CBOS zapytał respondentów także o wskazanie drugiej partii, na jaką byliby skłonni głosować. Jak wynika z sondażu, najbardziej atrakcyjnym i stanowiącym alternatywę dla wyborców innych partii ugrupowaniem jest PiS; możliwość głosowania na to ugrupowanie bierze pod uwagę 20% zdeklarowanych zwolenników pozostałych partii (w porównaniu ze styczniem to wzrost o 3 pkt. proc.).

Na kolejnym miejscu jako partia alternatywna znajduje się PO, z 16% wskazań, 9% badanych bierze pod uwagę głosowanie na Samoobronę jako na drugą partię, 6% - na LPR, 5% - na SdPl, po 4% na Unię Wolności/demokratów.pl i Unię Pracy.

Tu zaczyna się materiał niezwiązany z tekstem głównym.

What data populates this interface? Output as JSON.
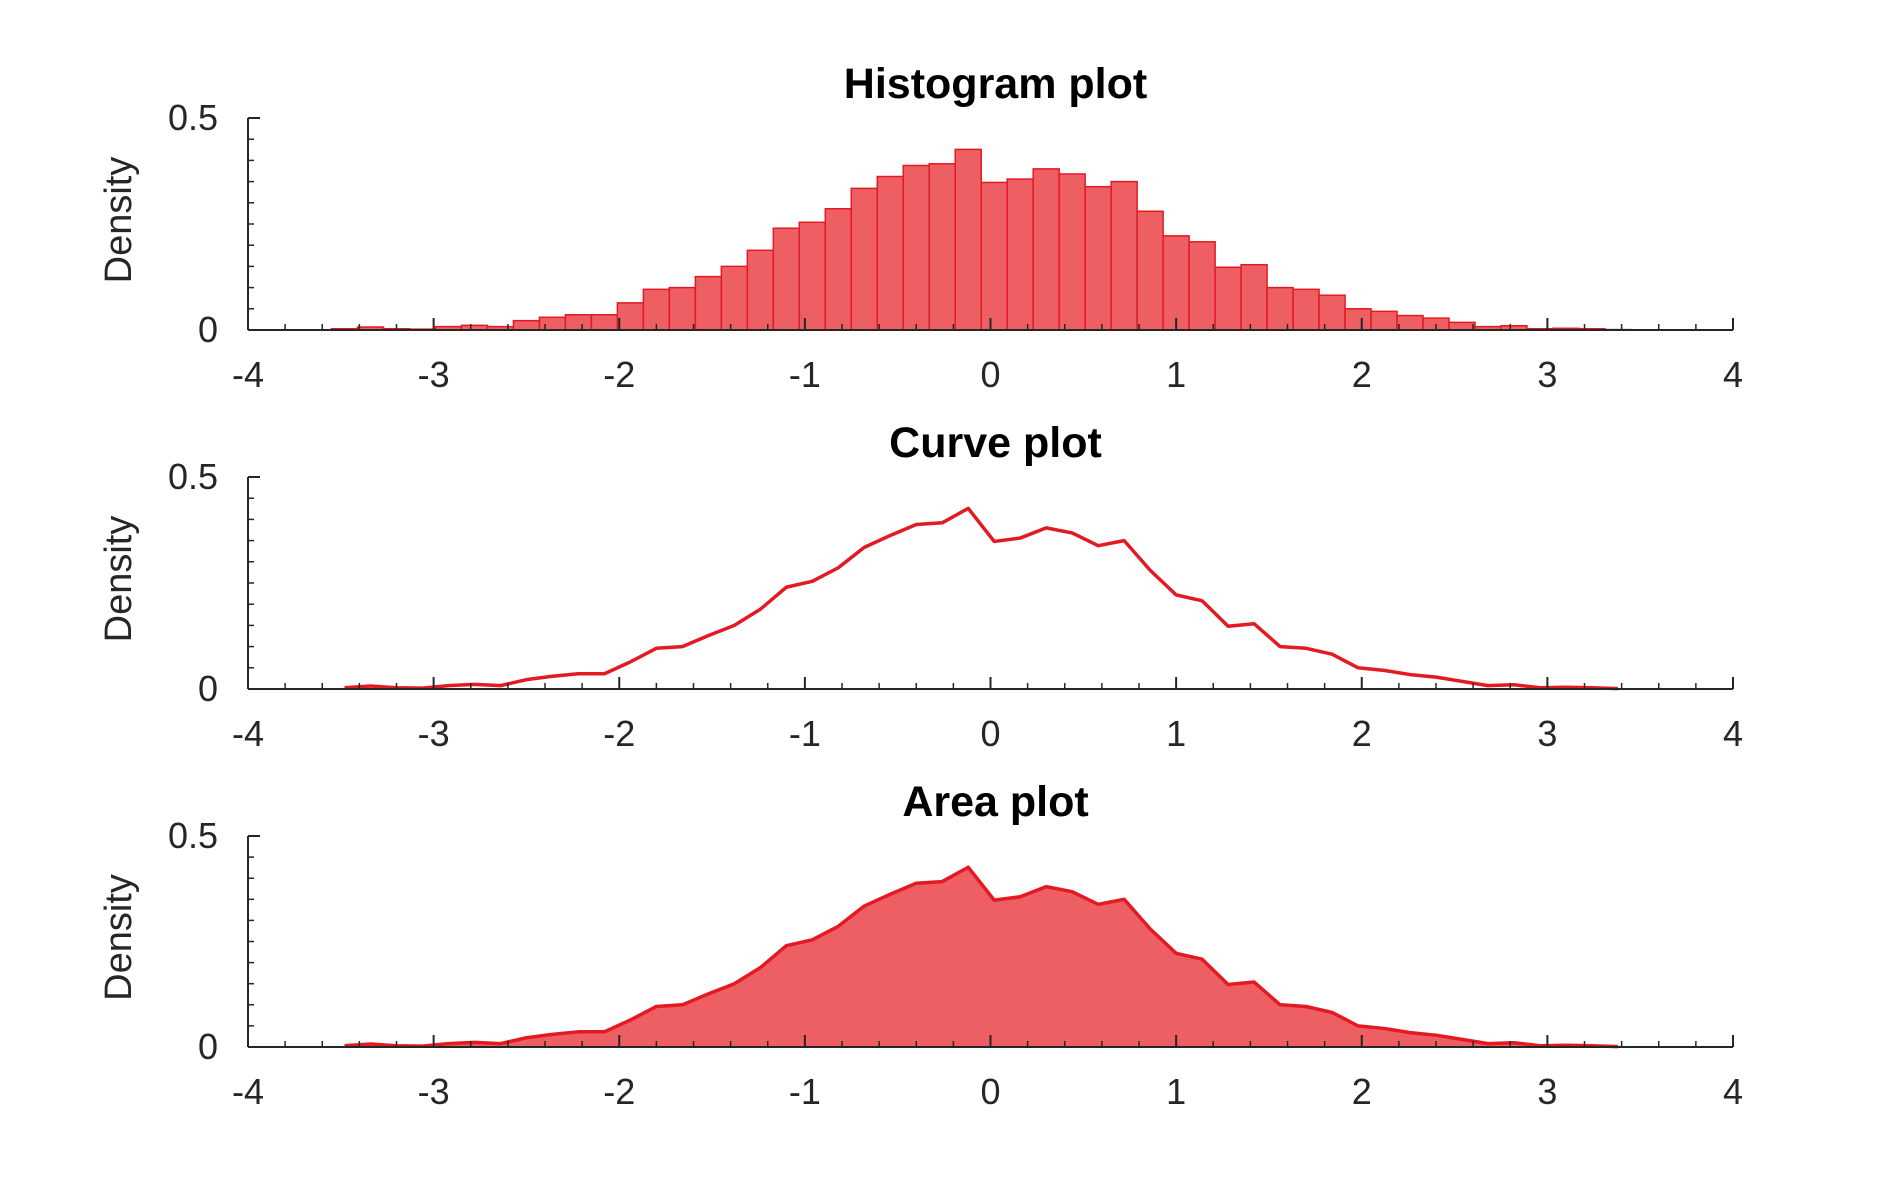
{
  "colors": {
    "fill": "#ed5f63",
    "stroke": "#e31a22",
    "axis": "#262626"
  },
  "chart_data": [
    {
      "type": "bar",
      "title": "Histogram plot",
      "xlabel": "",
      "ylabel": "Density",
      "xlim": [
        -4,
        4
      ],
      "ylim": [
        0,
        0.5
      ],
      "xticks": [
        "-4",
        "-3",
        "-2",
        "-1",
        "0",
        "1",
        "2",
        "3",
        "4"
      ],
      "yticks": [
        "0",
        "0.5"
      ],
      "bin_width": 0.14,
      "x": [
        -3.48,
        -3.34,
        -3.2,
        -3.06,
        -2.92,
        -2.78,
        -2.64,
        -2.5,
        -2.36,
        -2.22,
        -2.08,
        -1.94,
        -1.8,
        -1.66,
        -1.52,
        -1.38,
        -1.24,
        -1.1,
        -0.96,
        -0.82,
        -0.68,
        -0.54,
        -0.4,
        -0.26,
        -0.12,
        0.02,
        0.16,
        0.3,
        0.44,
        0.58,
        0.72,
        0.86,
        1.0,
        1.14,
        1.28,
        1.42,
        1.56,
        1.7,
        1.84,
        1.98,
        2.12,
        2.26,
        2.4,
        2.54,
        2.68,
        2.82,
        2.96,
        3.1,
        3.24,
        3.38
      ],
      "values": [
        0.003,
        0.007,
        0.003,
        0.002,
        0.008,
        0.011,
        0.008,
        0.022,
        0.03,
        0.036,
        0.036,
        0.064,
        0.096,
        0.1,
        0.126,
        0.15,
        0.188,
        0.24,
        0.254,
        0.286,
        0.334,
        0.362,
        0.388,
        0.392,
        0.426,
        0.348,
        0.356,
        0.38,
        0.368,
        0.338,
        0.35,
        0.28,
        0.222,
        0.208,
        0.148,
        0.154,
        0.1,
        0.096,
        0.082,
        0.05,
        0.044,
        0.034,
        0.028,
        0.018,
        0.008,
        0.01,
        0.003,
        0.004,
        0.003,
        0.001
      ]
    },
    {
      "type": "line",
      "title": "Curve plot",
      "xlabel": "",
      "ylabel": "Density",
      "xlim": [
        -4,
        4
      ],
      "ylim": [
        0,
        0.5
      ],
      "xticks": [
        "-4",
        "-3",
        "-2",
        "-1",
        "0",
        "1",
        "2",
        "3",
        "4"
      ],
      "yticks": [
        "0",
        "0.5"
      ],
      "x": [
        -3.48,
        -3.34,
        -3.2,
        -3.06,
        -2.92,
        -2.78,
        -2.64,
        -2.5,
        -2.36,
        -2.22,
        -2.08,
        -1.94,
        -1.8,
        -1.66,
        -1.52,
        -1.38,
        -1.24,
        -1.1,
        -0.96,
        -0.82,
        -0.68,
        -0.54,
        -0.4,
        -0.26,
        -0.12,
        0.02,
        0.16,
        0.3,
        0.44,
        0.58,
        0.72,
        0.86,
        1.0,
        1.14,
        1.28,
        1.42,
        1.56,
        1.7,
        1.84,
        1.98,
        2.12,
        2.26,
        2.4,
        2.54,
        2.68,
        2.82,
        2.96,
        3.1,
        3.24,
        3.38
      ],
      "values": [
        0.003,
        0.007,
        0.003,
        0.002,
        0.008,
        0.011,
        0.008,
        0.022,
        0.03,
        0.036,
        0.036,
        0.064,
        0.096,
        0.1,
        0.126,
        0.15,
        0.188,
        0.24,
        0.254,
        0.286,
        0.334,
        0.362,
        0.388,
        0.392,
        0.426,
        0.348,
        0.356,
        0.38,
        0.368,
        0.338,
        0.35,
        0.28,
        0.222,
        0.208,
        0.148,
        0.154,
        0.1,
        0.096,
        0.082,
        0.05,
        0.044,
        0.034,
        0.028,
        0.018,
        0.008,
        0.01,
        0.003,
        0.004,
        0.003,
        0.001
      ]
    },
    {
      "type": "area",
      "title": "Area plot",
      "xlabel": "",
      "ylabel": "Density",
      "xlim": [
        -4,
        4
      ],
      "ylim": [
        0,
        0.5
      ],
      "xticks": [
        "-4",
        "-3",
        "-2",
        "-1",
        "0",
        "1",
        "2",
        "3",
        "4"
      ],
      "yticks": [
        "0",
        "0.5"
      ],
      "x": [
        -3.48,
        -3.34,
        -3.2,
        -3.06,
        -2.92,
        -2.78,
        -2.64,
        -2.5,
        -2.36,
        -2.22,
        -2.08,
        -1.94,
        -1.8,
        -1.66,
        -1.52,
        -1.38,
        -1.24,
        -1.1,
        -0.96,
        -0.82,
        -0.68,
        -0.54,
        -0.4,
        -0.26,
        -0.12,
        0.02,
        0.16,
        0.3,
        0.44,
        0.58,
        0.72,
        0.86,
        1.0,
        1.14,
        1.28,
        1.42,
        1.56,
        1.7,
        1.84,
        1.98,
        2.12,
        2.26,
        2.4,
        2.54,
        2.68,
        2.82,
        2.96,
        3.1,
        3.24,
        3.38
      ],
      "values": [
        0.003,
        0.007,
        0.003,
        0.002,
        0.008,
        0.011,
        0.008,
        0.022,
        0.03,
        0.036,
        0.036,
        0.064,
        0.096,
        0.1,
        0.126,
        0.15,
        0.188,
        0.24,
        0.254,
        0.286,
        0.334,
        0.362,
        0.388,
        0.392,
        0.426,
        0.348,
        0.356,
        0.38,
        0.368,
        0.338,
        0.35,
        0.28,
        0.222,
        0.208,
        0.148,
        0.154,
        0.1,
        0.096,
        0.082,
        0.05,
        0.044,
        0.034,
        0.028,
        0.018,
        0.008,
        0.01,
        0.003,
        0.004,
        0.003,
        0.001
      ]
    }
  ]
}
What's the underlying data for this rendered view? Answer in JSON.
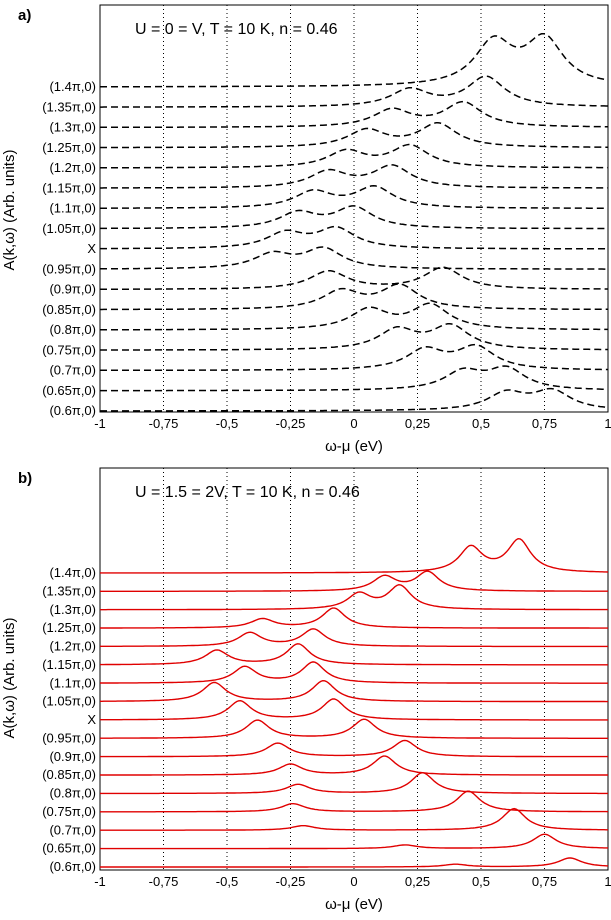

SLD i PSL jako alternatywę traktuje 3% badanych.

Parę uzupełniających się ugrupowań stanowią dla swoich zwolenników PO i PiS. 48% potencjalnych wyborców PO jako alternatywę postrzega PiS, a 44% elektoratu PiS bierze pod uwagę możliwość głosowania na PO. Można zatem przypuszczać, że oba ugrupowania w toku kampanii wyborczej w znacznej mierze będą musiały rywalizować o ten sam elektorat - zauważa CBOS.

CBOS zapytał respondentów także o to, na jakie partie by nie zagłosowali. Partią mającą zdecydowanie najwięcej przeciwników jest SLD. 48% potencjalnych wyborców deklaruje, że z pewnością nie zagłosuje na Sojusz. Na drugim miejscu jest Samoobrona - 43%, na trzecim - LPR z 32% wskazań. Na UP nie chce głosować 10% potencjalnych wyborców, na PiS i PO - po 9%, na PSL - 5%.

Pewny udział w wyborach zadeklarowało 49% badanych, z których 22% nie ma sprecyzowanych sympatii politycznych.

Sondaż przeprowadzono 6-9 maja 2005 roku na reprezentatywnej próbie losowej 1052 dorosłych Polaków.